Commemorative pin from Vostok 2 Mission

Titov took manual control of the capsule's attitude for a time as he passed over Africa on his first orbit and would again at the end of the seventh orbit; the controls were reported to function well. Titov exchanged greetings with Soviet Premier Nikita Khrushchev as he passed over the Soviet Union at the end of his first orbit, replicating Gagarin's feat. During his flight the first manual photographs were taken from orbit, thus setting a record for first photos of Earth from space. He also was the first person to film the Earth using, for ten minutes, a professional quality Konvas-Avtomat movie camera.

A camera aboard the capsule transmitted smiling pictures of Titov to the ground as he passed over Soviet territory on the fifth orbit. Titov settled down to sleep during the seventh orbit; he awoke over eight hours later, 37 minutes after the scheduled end of his sleep period. Sleep did not relieve Titov's serious discomfort; he still felt very ill after awaking. After 12 orbits Titov suddenly began to recover, and became "completely functional and fully fit".
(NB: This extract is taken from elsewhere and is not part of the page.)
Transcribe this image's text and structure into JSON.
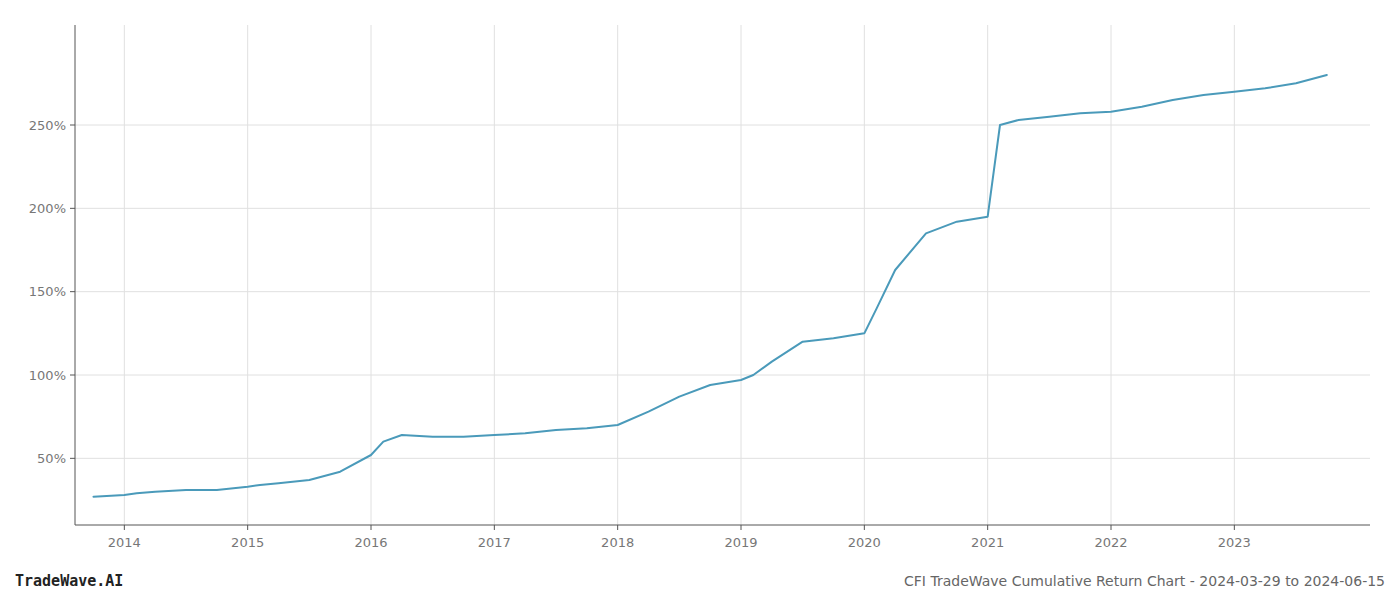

Detailed information about the radio frequencies used by the spacecraft were made public before Titov's flight; listening posts around the world picked up voice and telemetry signals from Vostok 2, allaying suspicions that the spaceflight might have been faked.

As on Vostok 1, the Vostok 2 service module failed to detach from the reentry module when commanded and reentry began with the former still attached; the conjoined modules gyrated violently until aerodynamic heating burned through the straps still holding them together. Titov ejected from the capsule as planned and parachuted separately to land at 0718 UTC on 7 August 1961, near Krasny Kut, Saratov Oblast. Just prior to ejecting, Titov turned his head to look at something and so got his face rammed into his helmet at ejection, giving himself a bloody nose.

The Vostok 2 landing site coordinates are , which is 11.5 km South of Krasny Kut, Saratovskaya oblast in the Russian Federation. At the roadside site are two monuments dedicated to the Vostok 2 mission. The larger one is a 9 meter tall, silver painted stone sculpture, that resembles a single bird's wing pointed skyward. The center of the wing has a series of looping openings, one atop the next, that resemble a row of feathers. To the right of the wing sculpture is a 2 meter high, silver painted square stone block, with a rounded corner on the front side. A portrait of Titov, wearing a space helmet, is on one side of the stone block, the other side contains red painted text commemorating the mission.

In 1964, the Vostok 2 capsule was reused as a ballast weight in a test of an experimental parachute system planned for the Voskhod capsule. The prototype malfunctioned, shattering Vostok 2 into tiny pieces.